A Short Story of
The desire of mankind to create rational beings similar to themselves goes back far into antiquity. The pursuit of such beings by the arts and sciences has always been accompanied by fears of disastrous monsters and hopes for godlike supermen. Therefore, the advances of scientists are always examined to determine the extent to which their results can be of benefit to mankind.
The first programmable calculating machines quickly achieved, and exceeded, human intelligence – in certain, clearly defined task areas. When, in 1997, IBM’s Computer, Deep Blue, defeated the world chess champion Garri Kasparov, the machine’s main achievement was to calculate millions of possible moves in seconds. The IBM computer was not able to learn from its opponent or “think” about its position on the chessboard, but …
In the years that followed, computer performance increased enabling enormous amounts of data to be processed. This data was used to develop neural networks and enable them to actually learn. In a game of Go against the world champion, the self-learning system AlphaGo was put to the test; Go is far more complex than chess and defeating a human professional is impossible using Deep Blue’s methods alone. During the game, AlphaGo drew conclusions from his opponent’s past moves, predicted his future moves, and won!
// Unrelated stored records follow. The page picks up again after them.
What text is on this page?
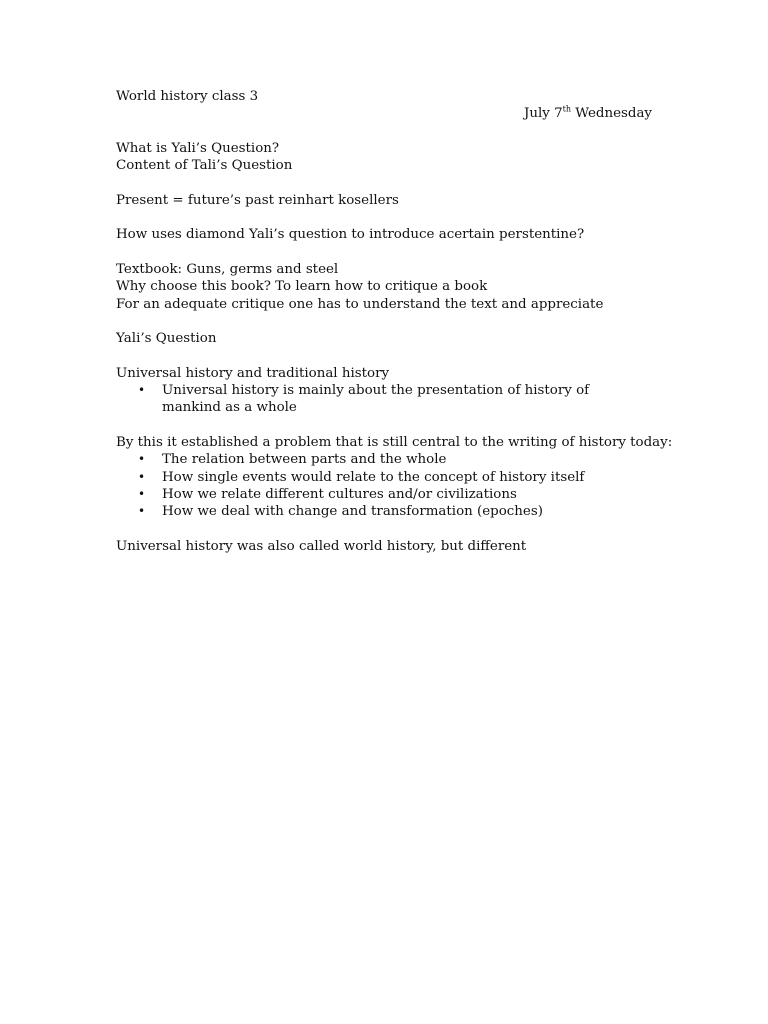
World history class 3
July 7th Wednesday
What is Yali’s Question?
Content of Tali’s Question
Present = future’s past reinhart kosellers
How uses diamond Yali’s question to introduce acertain perstentine?
Textbook: Guns, germs and steel
Why choose this book? To learn how to critique a book
For an adequate critique one has to understand the text and appreciate
Yali’s Question
Universal history and traditional history
• Universal history is mainly about the presentation of history of mankind as a whole
By this it established a problem that is still central to the writing of history today:
• The relation between parts and the whole
• How single events would relate to the concept of history itself
• How we relate different cultures and/or civilizations
• How we deal with change and transformation (epoches)
Universal history was also called world history, but different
How should a system be built to enable it to apply its abilities to a previously unknown task? Libratus, an AI-supported computer program, conquered the rules of the card game poker by competing against itself and then against a team of professional human players. By learning overnight from its own weaknesses from the previous day, it succeeded in winning the tournament. The real success: this strategy is not limited to poker.
Today, AI-based systems are able to solve some of the problems of our real world and find their application in areas such as media, medicine and mobility. The fears and hopes of people around these applications are as great as the potential of AI.